Integrative Pharmacogenomics Analysis of Patient-Derived Xenografts
Cancer Research 2019; 79:4539–4550
Compute Capsule: Integrative Pharmacogenomics Analysis of Patient-Derived Xenografts
AXL Is a Putative Tumor Suppressor and Dormancy Regulator in Prostate Cancer
Molecular Cancer Research 2019; 17:356–369
Compute Capsule: AXL - putative tumor suppressor and dormancy regulator in prostate cancer
A free platform allows authors to publish clear step-by-step methods protocols that can be directly linked to from their research articles.
It is generally recognized that the traditional Methods section in published research articles has insufficient details for readers to reproduce the results. To help address this, we encourage authors to publish the step-by-step protocol(s) used in their study at protocols.io and then include the unique digital object identifier(s) (DOI) in the Materials and Methods of their research article.
How to publish your Protocol at protocols.io
Protocols.io provides a free platform for researchers to publish their protocols and control who can view them.
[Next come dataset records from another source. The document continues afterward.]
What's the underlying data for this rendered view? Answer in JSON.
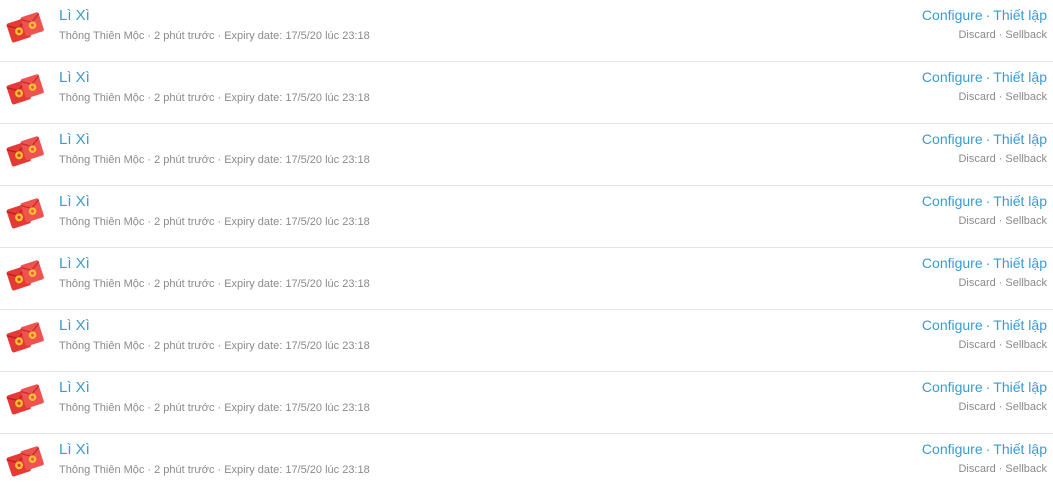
{
  "items": [
    {
      "title": "Lì Xì",
      "owner": "Thông Thiên Mộc",
      "time": "2 phút trước",
      "expiry": "Expiry date: 17/5/20 lúc 23:18",
      "configure": "Configure",
      "setup": "Thiết lập",
      "discard": "Discard",
      "sellback": "Sellback",
      "icon": "red-envelope-icon"
    },
    {
      "title": "Lì Xì",
      "owner": "Thông Thiên Mộc",
      "time": "2 phút trước",
      "expiry": "Expiry date: 17/5/20 lúc 23:18",
      "configure": "Configure",
      "setup": "Thiết lập",
      "discard": "Discard",
      "sellback": "Sellback",
      "icon": "red-envelope-icon"
    },
    {
      "title": "Lì Xì",
      "owner": "Thông Thiên Mộc",
      "time": "2 phút trước",
      "expiry": "Expiry date: 17/5/20 lúc 23:18",
      "configure": "Configure",
      "setup": "Thiết lập",
      "discard": "Discard",
      "sellback": "Sellback",
      "icon": "red-envelope-icon"
    },
    {
      "title": "Lì Xì",
      "owner": "Thông Thiên Mộc",
      "time": "2 phút trước",
      "expiry": "Expiry date: 17/5/20 lúc 23:18",
      "configure": "Configure",
      "setup": "Thiết lập",
      "discard": "Discard",
      "sellback": "Sellback",
      "icon": "red-envelope-icon"
    },
    {
      "title": "Lì Xì",
      "owner": "Thông Thiên Mộc",
      "time": "2 phút trước",
      "expiry": "Expiry date: 17/5/20 lúc 23:18",
      "configure": "Configure",
      "setup": "Thiết lập",
      "discard": "Discard",
      "sellback": "Sellback",
      "icon": "red-envelope-icon"
    },
    {
      "title": "Lì Xì",
      "owner": "Thông Thiên Mộc",
      "time": "2 phút trước",
      "expiry": "Expiry date: 17/5/20 lúc 23:18",
      "configure": "Configure",
      "setup": "Thiết lập",
      "discard": "Discard",
      "sellback": "Sellback",
      "icon": "red-envelope-icon"
    },
    {
      "title": "Lì Xì",
      "owner": "Thông Thiên Mộc",
      "time": "2 phút trước",
      "expiry": "Expiry date: 17/5/20 lúc 23:18",
      "configure": "Configure",
      "setup": "Thiết lập",
      "discard": "Discard",
      "sellback": "Sellback",
      "icon": "red-envelope-icon"
    },
    {
      "title": "Lì Xì",
      "owner": "Thông Thiên Mộc",
      "time": "2 phút trước",
      "expiry": "Expiry date: 17/5/20 lúc 23:18",
      "configure": "Configure",
      "setup": "Thiết lập",
      "discard": "Discard",
      "sellback": "Sellback",
      "icon": "red-envelope-icon"
    }
  ],
  "separator": "·",
  "colors": {
    "link": "#3a9bd2",
    "muted": "#8a8a8a",
    "envelope": "#e53935",
    "coin": "#fbc02d"
  }
}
An available app allows each protocol to be conveniently run in a mobile device at the bench.
- Create a free account at protocols.io.
- Enter the step-by-step details and comments for your protocol and then follow the instructions here: https://www.protocols.io/help/publish-articles.
- Select either ‘Publish’ or ‘Reserve DOI’ to generate the link(s) to put in your manuscript (it is recommended to publish and make fully available but appreciate that some will want their protocol private initially).
How to link to your Protocol from your manuscript
By linking to protocols from within a submitted manuscript, both reviewers and readers will be able to directly access and read the full protocol at protocols.io.
- Provide editor and reviewer access by Including the DOI (and private) link(s) and a reference for your protocol in the methods section of your manuscript using the format provided by protocols.io: http://dx.doi.org/10.17504/protocols.io.xxxxxxx (where xxxxxxx is the unique DOI).
- If the DOI was reserved, you’ll need to return to your protocol and select ‘Publish’ to make the protocol publicly available when your manuscript is accepted. Remember to also remove any private links from your manuscript and only leave the DOI.